A new pathway in brain that can be manipulated to alleviate depression, say the Northwestern Medicine scientists.
The pathway offers a promising new target for developing a drug that would be effective in individuals for whom other antidepressants have failed. New antidepressant options are important because a significant number of patients don't adequately improve with currently available anti-depressant drugs. The lifetime prevalence of major depressive disorder is between 10 to 20 percent of the population.
‘Anti-depressant drugs such as Prozac and Tricyclics target a pathway in the hippocampus called the BMP signaling pathway which controls cell functions.’
The first author of the study Sarah Brooker said, "Identifying new pathways that can be targeted for drug design is an important step forward in improving the treatment of depressive disorders." The aim of the study was to better understand how current anti-depressants work in the brain. The ultimate goal is to find new ones that are more effective for people not currently getting relief from existing drugs.
In the study, scientists discovered for the first time that anti-depressant drugs such as Prozac and Tricyclics target a pathway in the hippocampus called the BMP signaling pathway. A signalling pathway is a group of molecules in a cell that work together to control one or more cell functions. Like a cascade, after the first molecule in a pathway receives a signal, it activates another molecule and so forth until the cell function is carried out.
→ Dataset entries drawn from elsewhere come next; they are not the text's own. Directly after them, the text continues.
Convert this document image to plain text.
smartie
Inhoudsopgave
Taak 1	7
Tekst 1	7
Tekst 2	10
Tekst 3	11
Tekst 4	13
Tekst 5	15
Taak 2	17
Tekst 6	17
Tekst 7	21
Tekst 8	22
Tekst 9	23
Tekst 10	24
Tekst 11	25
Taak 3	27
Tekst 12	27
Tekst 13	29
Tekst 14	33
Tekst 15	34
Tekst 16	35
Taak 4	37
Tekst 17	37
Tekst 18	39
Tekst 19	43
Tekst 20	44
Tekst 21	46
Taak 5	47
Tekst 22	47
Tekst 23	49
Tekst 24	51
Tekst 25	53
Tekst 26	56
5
Brooker and her team showed that Prozac and Tricyclics inhibit this pathway and trigger stem cells in the brain to produce more neurons. These particular neurons are involved in mood and memory formation. But the scientists didn't know if blocking the pathway contributed to the drugs' antidepressant effect because Prozac acts on multiple mechanisms in the brain. After confirming the importance of the BMP pathway in depression, the scientists tested a brain protein, Noggin, on depressed mice. Noggin is known to block the BMP pathway and stimulate new neurons, called Neurogenesis.
"We hypothesized it would have an antidepressant effect, but we weren't sure," Brooker said. They discovered Noggin blocks the pathway more precisely and effectively than Prozac or tricyclics. It had a robust antidepressant effect in mice. Scientists injected Noggin into the mice and observed the effect on mood by testing for depression and anxiety behavior.
A sign of depression in mice is a tendency to hang hopelessly when held by the tail, rather than trying to get upright. After receiving Noggin, mice energetically tried to lift themselves up, whereas control mice were more likely to give up and become immobile. The mice were then put in a maze with secluded (safe) and open (less safe) spaces.
The Noggin mice were less anxious and explored more mazes than the control mice. "The biochemical changes in the brain that lead to depression are not well understood, and many patients fail to respond to currently available drugs.
Our findings may not only help to understand the causes of depression, but also may provide a new biochemical target for developing more effective therapies," said the other researcher.